L’auteure est née en 1986 et sur la question de la prohibition du taïwanais sous la loi martiale (donc jusqu’à la fin des années 1980), elle simplifie les choses, faute de les avoir vécues. En effet, l’interdiction de l’usage de cette langue distincte du mandarin (et proche de dialectes de la province du Fujian) n’était pas stricte. J’ai connu un sous-officier de réserve qui me disait parler taïwanais avec les soldats au milieu des années 1970. Dans son récit, elle reconnaît d’ailleurs que les anciennes générations parlent mieux le taïwanais que les nouvelles. Rappelons que ce dernier est la langue maternelle d’environ les deux-tiers de la population, le reste de la population étant soit également bilingue (avec le mandarin plus le hakka ou une langue autochtone) soit ne parlant que le chinois en usage à Pékin et Nankin (ne comportant pas du tout les mêmes sons que le taïwanais ou que le hakka).
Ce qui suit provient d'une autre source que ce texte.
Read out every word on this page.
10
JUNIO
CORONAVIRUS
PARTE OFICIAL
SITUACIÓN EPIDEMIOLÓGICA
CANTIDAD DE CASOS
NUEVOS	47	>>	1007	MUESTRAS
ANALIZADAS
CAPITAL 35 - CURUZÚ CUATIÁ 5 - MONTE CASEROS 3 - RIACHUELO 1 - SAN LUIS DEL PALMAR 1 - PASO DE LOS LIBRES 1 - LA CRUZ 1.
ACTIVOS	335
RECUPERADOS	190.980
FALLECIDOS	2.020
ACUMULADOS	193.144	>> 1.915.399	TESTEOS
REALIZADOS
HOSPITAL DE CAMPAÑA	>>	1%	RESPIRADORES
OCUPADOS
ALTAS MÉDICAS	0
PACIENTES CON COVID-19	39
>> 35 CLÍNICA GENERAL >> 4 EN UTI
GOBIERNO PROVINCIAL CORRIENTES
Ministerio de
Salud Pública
Pour qui a connu Taïwan, il y a une génération, on est surpris par le changement de mentalité. Au début du mandat de Lee Teng-Hui, on en était encore à la puissance de la belle-mère (avec des interventions dans la vie quotidienne du jeune couple) et avec des familles qui comptaient souvent quatre enfants et jusqu’en 1960 le taux de fécondité était de 6,1 enfants par femme. Aujourd’hui le taux de natalité à Formose est de 1,2 enfants par femme, ce qui en fait le plus bas de tous les pays. Le coût des garderies pour enfants et la dimension modeste des mesures sociales pour permettre à une mère d’élever sans travailler un jeune enfant n’explique pas tout. Contrairement à il y a encore trente ans, presque toutes les femmes travaillent à notre époque dans ce pays et vu le coût de la vie, pour une mère s'arrêter de travailler est plus que difficile à envisager.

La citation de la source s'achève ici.